In section IV(Theology of the Presence) of part III, he explains: "For the East, the icon is one of the sacramentals, that of the presence staff". Icons are a holy and significant presence of the supernatural in the world and, especially, in the temple. A true, though veiled, irradiation of the divine glory and a foretaste of the recapitulation of all things in Christ, through the poor subject of our world, created by God and affected by sin. In the case of a saint: "The icon bears witness to the presence of the person of the saint and his ministry of intercession and communion".
"The icon is a simple wooden board, but it bases all its theophanic value on its participation in divine holiness: it contains nothing in itself, but becomes a reality of irradiation [...]. This theology of presence, affirmed in the rite of consecration, clearly distinguishes the icon from a picture of religious topic and treats the dividing line".
Much has been written, and happily, about icons.
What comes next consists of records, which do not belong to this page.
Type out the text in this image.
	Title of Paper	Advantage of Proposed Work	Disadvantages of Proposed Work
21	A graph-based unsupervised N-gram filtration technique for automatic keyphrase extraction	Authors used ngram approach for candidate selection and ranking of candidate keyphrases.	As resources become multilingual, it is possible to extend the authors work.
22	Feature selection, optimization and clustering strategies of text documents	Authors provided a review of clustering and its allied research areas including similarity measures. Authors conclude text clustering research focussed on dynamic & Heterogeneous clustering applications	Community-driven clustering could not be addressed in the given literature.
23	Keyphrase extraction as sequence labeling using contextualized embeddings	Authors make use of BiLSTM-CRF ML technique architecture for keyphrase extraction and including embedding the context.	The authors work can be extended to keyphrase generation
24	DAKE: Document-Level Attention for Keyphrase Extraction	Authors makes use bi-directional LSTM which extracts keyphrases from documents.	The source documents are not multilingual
In the Eastern universe, the works of the Russian priest, engineer and thinker (and martyr) Pavel Florensky (1882-1937), on The Inverted Perspective and on The Iconostasis. A theory of aesthetics.
It is worth mentioning The Theology of the Icon, by Leonid Uspenski (1902-1987), an icon painter and thinker contemporary of Evdokimov, and like him, based in Paris, although linked to Saint Denis, created by the Moscow Patriarchate, and not to Saint Serge, which had become independent to distance itself from communist domination.
In our Western and Catholic area , the artistic and theoretical work done by the Slovenian Jesuit framework Ivan Rupník and his center Aletti, and by his mentor, the Czech Cardinal Tomáš Špidlík, should be highlighted.